Law and the Production of Difference

One of the virtues of modern socio-legal and critical legal thinking has been to demonstrate that law does not simply function as a way of resolving conflicts flowing from social differences. Critical and socio-legal theories demonstrate how law can and does play a fundamental role in producing those same differences, often in accord with a technical ideology.

Law operates as both a constitutive and reactionary social phenomena which directly produces and responds to given practices. One way law plays an immensely constitutive role is in the production of social difference. This can be expressed as a paradox of which emerges as a result of the technical mindset being applied by legal technocrats. technical mindset is the belief that all things are inherently separated from one another, that the universe consists of what Heidegger called “beings in Being.” The technical mindset contributes to the development of social and legal institutions oriented around the belief that the best way to control things is to divide and parcel them up.  This is as true of human beings as anything else.  To control individuals, legal technocrats must develop legal categories which are to coercively applied by carceral authorities.  In the process, the individuals caught in the authoritarian matrix of law often come to identify with the legal categories applied to them, and to appropriate them as part of their identity.
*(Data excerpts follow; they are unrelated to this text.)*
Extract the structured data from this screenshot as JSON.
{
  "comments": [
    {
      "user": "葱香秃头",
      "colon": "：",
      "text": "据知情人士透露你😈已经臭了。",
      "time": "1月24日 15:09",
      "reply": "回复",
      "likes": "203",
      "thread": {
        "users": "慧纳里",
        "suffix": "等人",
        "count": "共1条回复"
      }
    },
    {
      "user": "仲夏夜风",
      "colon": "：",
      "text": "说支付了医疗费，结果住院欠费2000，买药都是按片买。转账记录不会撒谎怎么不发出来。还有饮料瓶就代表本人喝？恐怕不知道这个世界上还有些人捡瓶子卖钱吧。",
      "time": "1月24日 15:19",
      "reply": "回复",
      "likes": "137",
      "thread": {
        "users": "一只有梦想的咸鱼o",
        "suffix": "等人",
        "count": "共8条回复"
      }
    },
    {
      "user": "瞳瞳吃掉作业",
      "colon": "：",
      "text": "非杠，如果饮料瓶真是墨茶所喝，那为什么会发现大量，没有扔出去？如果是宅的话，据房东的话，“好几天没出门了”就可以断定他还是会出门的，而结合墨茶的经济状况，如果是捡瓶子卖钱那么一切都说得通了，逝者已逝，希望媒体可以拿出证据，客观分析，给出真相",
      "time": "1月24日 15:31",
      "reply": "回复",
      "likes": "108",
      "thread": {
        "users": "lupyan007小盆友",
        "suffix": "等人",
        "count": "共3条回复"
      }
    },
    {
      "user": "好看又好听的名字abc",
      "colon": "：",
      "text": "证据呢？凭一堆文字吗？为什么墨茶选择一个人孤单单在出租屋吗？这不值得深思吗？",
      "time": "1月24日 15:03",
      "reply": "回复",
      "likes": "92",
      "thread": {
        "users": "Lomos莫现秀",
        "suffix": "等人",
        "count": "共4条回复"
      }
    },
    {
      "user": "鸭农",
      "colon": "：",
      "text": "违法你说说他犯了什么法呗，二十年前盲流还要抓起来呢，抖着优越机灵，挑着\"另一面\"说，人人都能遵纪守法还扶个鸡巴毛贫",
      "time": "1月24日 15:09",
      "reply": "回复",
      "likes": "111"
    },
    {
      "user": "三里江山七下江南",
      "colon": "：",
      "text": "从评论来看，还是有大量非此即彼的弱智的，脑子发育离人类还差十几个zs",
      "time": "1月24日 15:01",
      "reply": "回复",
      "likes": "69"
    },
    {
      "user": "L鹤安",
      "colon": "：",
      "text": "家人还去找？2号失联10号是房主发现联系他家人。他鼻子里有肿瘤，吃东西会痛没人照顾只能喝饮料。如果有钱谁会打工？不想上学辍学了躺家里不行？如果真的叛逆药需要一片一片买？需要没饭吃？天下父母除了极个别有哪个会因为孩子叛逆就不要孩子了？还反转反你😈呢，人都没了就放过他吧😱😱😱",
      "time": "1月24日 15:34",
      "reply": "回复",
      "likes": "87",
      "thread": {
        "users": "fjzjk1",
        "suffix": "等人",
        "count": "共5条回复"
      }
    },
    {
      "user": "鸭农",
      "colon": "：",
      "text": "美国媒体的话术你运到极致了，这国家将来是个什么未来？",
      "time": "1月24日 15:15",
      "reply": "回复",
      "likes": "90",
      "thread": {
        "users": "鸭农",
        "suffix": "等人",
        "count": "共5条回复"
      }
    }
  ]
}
The thief, the drug user, and the illegal immigrant are all seen as deviations from the legitimate categories law operates uphold.  But it is more accurate to say that they are the creations of a legal system which promotes total homogenization through the categorization of particular differences it then attempts to manage and control, often with all the nihilistic viciousness associated with individuals who engage in self-destructive practices.

Conclusion: Law and Violence

Law is involved in a losing battle with itself through the production of difference. While liberal societies may indeed be fluid in some respects, and thus “reasonably just” relative to others, law as a technically oriented institution must perpetuate the established order through establishing homogenizing norms. These homogenizing norms often reflect the prevailing technical ideology, and in the exceptional instances where these are challenged naked force still exposes itself as a crucial foundation for re-establishing legal authority.  In these instances, what Roberto Unger calls the “false necessity” of these legal categories, and the authority of law to constitute them through processes of reification, is exposed. The application of coercive techniques to those seen as deviating from the law reinforces the technical ideology which is appealed to as a normative justification for the existence of the legal system.